3D lidar based object detection with semantic map prior for human-aware navigation
This research presents a multi-sensor perception system to perceive humans, robots and other obstacles. With understanding of the semantics the robot can navigate in the dynamic environment decide to wait or replan the local trajectories according to the types of obstacles.
EPANer participated in the World Robot Challenge 2018 - Partner Robot Challenge (Real Space) in Tokyo in October 2018, and eventually took the fifth place among 14 teams from various countries. Some mature methods and conventional ideas used in robotics were quickly integrated into the competition on-site, such as finite-state machine for task flow control, waypoint-based topological navigation for robot navigation, 3D point cloud processing for object pose estimation, and YOLO algorithm for object recognition. On the other hand, the team also learned some lessons and gained some research inspiration from the competition.

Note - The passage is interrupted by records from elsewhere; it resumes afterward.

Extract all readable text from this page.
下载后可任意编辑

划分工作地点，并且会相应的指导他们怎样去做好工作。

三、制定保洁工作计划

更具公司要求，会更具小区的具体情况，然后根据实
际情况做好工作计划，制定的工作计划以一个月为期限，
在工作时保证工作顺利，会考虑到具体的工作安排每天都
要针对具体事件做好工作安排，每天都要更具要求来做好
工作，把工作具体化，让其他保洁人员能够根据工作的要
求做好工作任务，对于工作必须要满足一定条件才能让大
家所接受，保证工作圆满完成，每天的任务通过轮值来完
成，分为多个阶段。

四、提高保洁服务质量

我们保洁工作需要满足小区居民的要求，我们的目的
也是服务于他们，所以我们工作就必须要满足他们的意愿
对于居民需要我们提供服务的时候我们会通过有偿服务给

This paper presents a novel 3DOF pedestrian trajectory prediction approach for autonomous mobile service robots. While most previously reported methods are based on learning of 2D positions in monocular camera images, our approach uses range-finder sensors to learn and predict 3DOF pose trajectories (i.e. 2D position plus 1D rotation within the world coordinate system). Our approach, T-Pose-LSTM (Temporal 3DOF-Pose Long-Short-Term Memory), is trained using long-term data from real-world robot deployments and aims to learn context-dependent (environment- and time- specific) human activities. Our approach incorporates long-term temporal information (i.e. date and time) with short-term pose observations as input. A sequence-to-sequence LSTM encoder-decoder is trained, which encodes observations into LSTM and then decodes as predictions. For deployment, it can perform on-the-fly prediction in real-time. Instead of using manually annotated data, we rely on a robust human detection, tracking and SLAM system, providing us with examples in a global coordinate system. We validate the approach using more than 15K pedestrian trajectories recorded in a care home environment over a period of three months. The experiment shows that the proposed T-Pose-LSTM model advances the state-of-the-art 2D-based method for human trajectory prediction in long-term mobile robot deployments. This paper is published in ICRA 2018.